For me, the emotions that are most difficult to manage when others disagree with me are jealousy, and angry.These mix up feelings jumbled up inside me and sometimes may even cloud my judgement.When people disagree with you, you will probably feel a mix up of negative emotions, but it also depends on how you handle them.

                                                                                               
                                     
As stated in the videos above, each of these feelings are hazardous to you and the people around you. Pent up emotions are like a balloon, the more you suppress it the more it become compact and smooshed inside you resulting a big blow leaving messes behind.So I listed some of my opinion on how some of the people react towards some emotions and then I'll tell more about how I handle my inner demons.

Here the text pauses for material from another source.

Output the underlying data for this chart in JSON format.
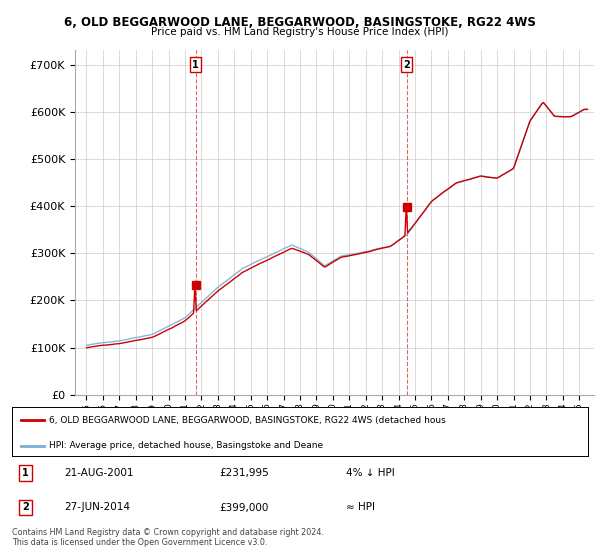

When we are trying not to feel something, it is actually ineffective and can be harmful. Suppressing strong emotions affect what you are able to pay attention to and therefore what you remember. So much energy is spent trying to suppress the strong emotions that it will make our sense of acuity (how alert you are on your grasp on reality) diminished.- you are paying less attention to what is actually happening and this can be dangerous.
    
Others like me, rather to be a bit vocal about our thoughts. I admit it is a childish act of mine. This is what kids do.If they are upset or frightened they will cry,if they are happy will laugh and if they are upset or angry they will let out a bloody murder screaming festival and throw tantrums. They are some situations (such as social scenes, or when I'm in public) when this option isn't available at all or only partially available.Hitting a pillow with a baseball bat might not be appropriate way to express strong emotions in a cafe but crying or laughing may be.

Last but not least,the people who transform their emotions or channeling them into something good (well there are a few slip up and become bad, but we are just human) There are actually two ways you can transform your emotion either by labeling it or re framing it.I think I used too much complicated terminology.To make things simple, what I mean by labeling is by detecting the emotion and giving name to it while re framing is by looking at it different way.

Labeling are more or less like adopting a pet.You acknowledge the presence of your emotions, assessing it by naming them and last but not least is by letting it go. When you are feeling a strong emotion, things are only getting worst if you are talking about it  too much or even worst, a sudden monologue with your emotion and ending up being a paranoid delving on it.It So whenever you feel agitated with something instead of pushing that emotion down or trying to ignore it, give that emotion a few seconds of attention, asked yourself what is the emotions you are feeling currently,when you found it, do a quick label on it and let it go.

While re framing on the other hand is actually putting a different interpretation onto the same set of circumstances (more or less like how you see yourself in a mirror).Its like a stopping mechanism.It actually put a hold on your strong emotion in a smart order. How you sort and file the event make all the different in the world to how you feel about it and how it affect you.Even if you are not sure if this possible or that there'll be a single answer to your question, just try it.You'll be amazed at how your unconscious will deliver an answer to you, if you only ask,be still, don't judge and listen.

Okay, now its time for me to answer the question on how I deal with my emotions.When I'm battling with my inner demons, I will deal with these by evaluating each the reasons why people are disagreeing with me or my ideas by listening to their opinion and by weighing it's pros and cons.I too will, try and compare or combine their idea with mine and try to improve or come up with a better idea.Taking opinions from each side into account, I can get a good grasp of the situation by keeping calm and rational in handling the matters.